Unnatural
An HoS article on the sexual incontinence of famous men and the curerent trend towards “polyamorous relationships” (viz. Sleeping around) opens with the question “Are men naturally monogamous?”
This is a stupid question.
Civilisation is, in fact, constructed on an artifice of completely unnatural acts
”I am well aware that most of the males in animal kingdom do not mate with a single female for life, that they have multiple sexual partners and occasionally engage in homosexual sexual activity. Males of the species do not appear to be naturally monogamous. They also tend to kill the young of previous males, but I am not advancing that as an explanation of our child-murder statistics. The selective lifting of animal behaviours to justify our actions is a stupid argument that ignores the simple fact that we engage in unnatural behaviour all the time. Civilisation is, in fact, constructed on an artifice of completely unnatural acts. Even the very idea of a “swingers” party as outlned in the article is very unnatural. In the animal kingdom, if I wanted someone else’s mate, I would simply kill him and take her. A “mate swap” is not something that would readily occur to a lion or a baboon.

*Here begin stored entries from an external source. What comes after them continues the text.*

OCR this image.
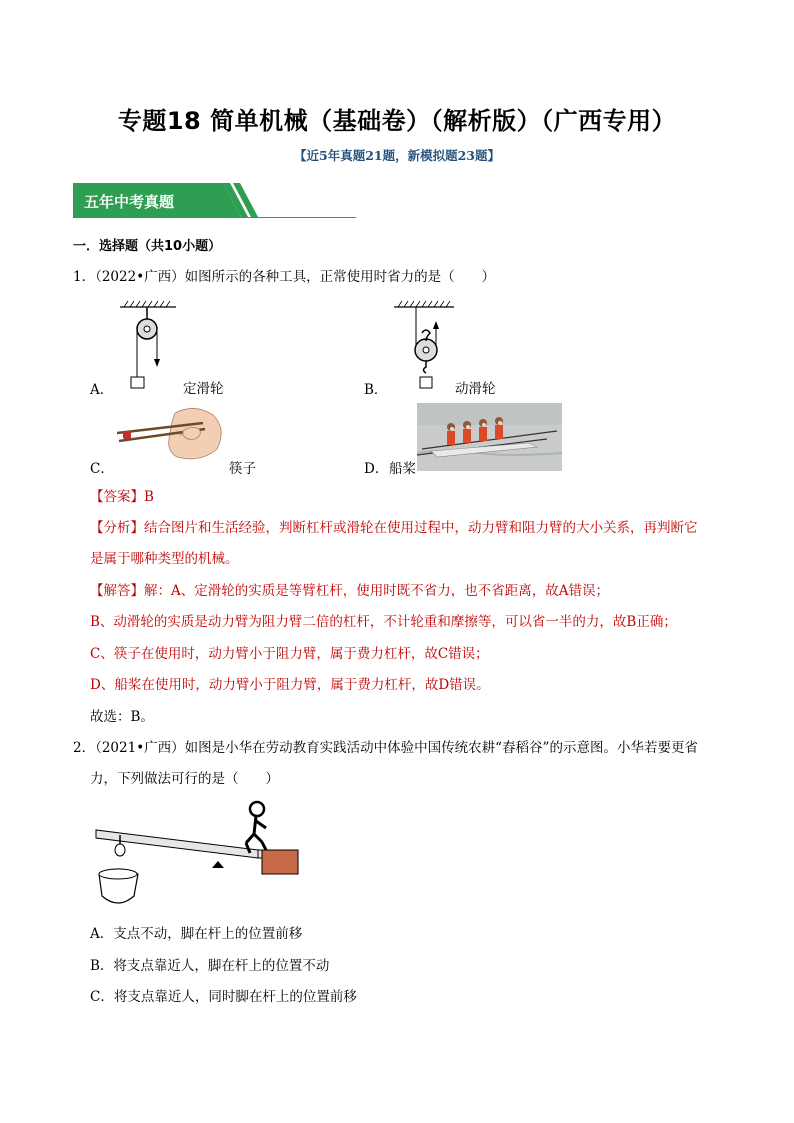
专题18 简单机械（基础卷）（解析版）（广西专用）
【近5年真题21题，新模拟题23题】
五年中考真题
一．选择题（共10小题）
1．（2022•广西）如图所示的各种工具，正常使用时省力的是（　　）
A．	定滑轮	B．	动滑轮
C．	筷子	D． 船桨
【答案】B
【分析】结合图片和生活经验，判断杠杆或滑轮在使用过程中，动力臂和阻力臂的大小关系，再判断它
是属于哪种类型的机械。
【解答】解：A、定滑轮的实质是等臂杠杆，使用时既不省力，也不省距离，故A错误；
B、动滑轮的实质是动力臂为阻力臂二倍的杠杆，不计轮重和摩擦等，可以省一半的力，故B正确；
C、筷子在使用时，动力臂小于阻力臂，属于费力杠杆，故C错误；
D、船桨在使用时，动力臂小于阻力臂，属于费力杠杆，故D错误。
故选：B。
2．（2021•广西）如图是小华在劳动教育实践活动中体验中国传统农耕“舂稻谷”的示意图。小华若要更省
力，下列做法可行的是（　　）
A．支点不动，脚在杆上的位置前移
B．将支点靠近人，脚在杆上的位置不动
C．将支点靠近人，同时脚在杆上的位置前移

If men were to behave absolutely naturally, we would evacuate our bladder and bowels wherever we felt the urge, kill and steal from others with impunity and rape women whenever we felt randy. That we don’t is because we are civilised (well, some of us are civilised). In fact, when we want to show our disgust at someone’s behaviour, we call them an “animal”. It is, therefore, somewhat inconsistent to try and justify our bad behaviour by saying it is “natural”.
Marriage is a profoundly unnatural, civilised behaviour. The vast majority of the animal kingdom operates with short term relationships. Male fishes often don’t even meet the female, but just fertilise the eggs (I know some humans like this). But the price of this transience is that the infant mortality is massively high. Even in species where the birth rate is low (elephants and rhinoceroses for instance) the infant mortality is high. One of the primary benefits of society and civilisation is that our infant and child mortality is virtually non-existent compared to the animal kingdom. This is due to many factors but the stable nurturing of children in a long-term marriage is a principle part of it. The evolutionary value of civilisation and stable marriage is obvious. A large portion of human longevity and population growth is entirely due to increased infant survival. Our survival is dependent on our unnatural behaviour.
Religious and sexual preference reasons aside, long-term monogamous marriage or, at least, cohabitation, is essential for our long term survival as a species. Of course, this does not mean to suggest that sexual promiscuity will bring about the downfall of civilisation (though, historically, it has been a sign the civilisation is failing). But it does mean that the argument, that we should somehow take our behavioural cues from the animal kingdom, is seriously flawed.
“It’s only natural” is usually an excuse for stupid behaviour, not admirable action.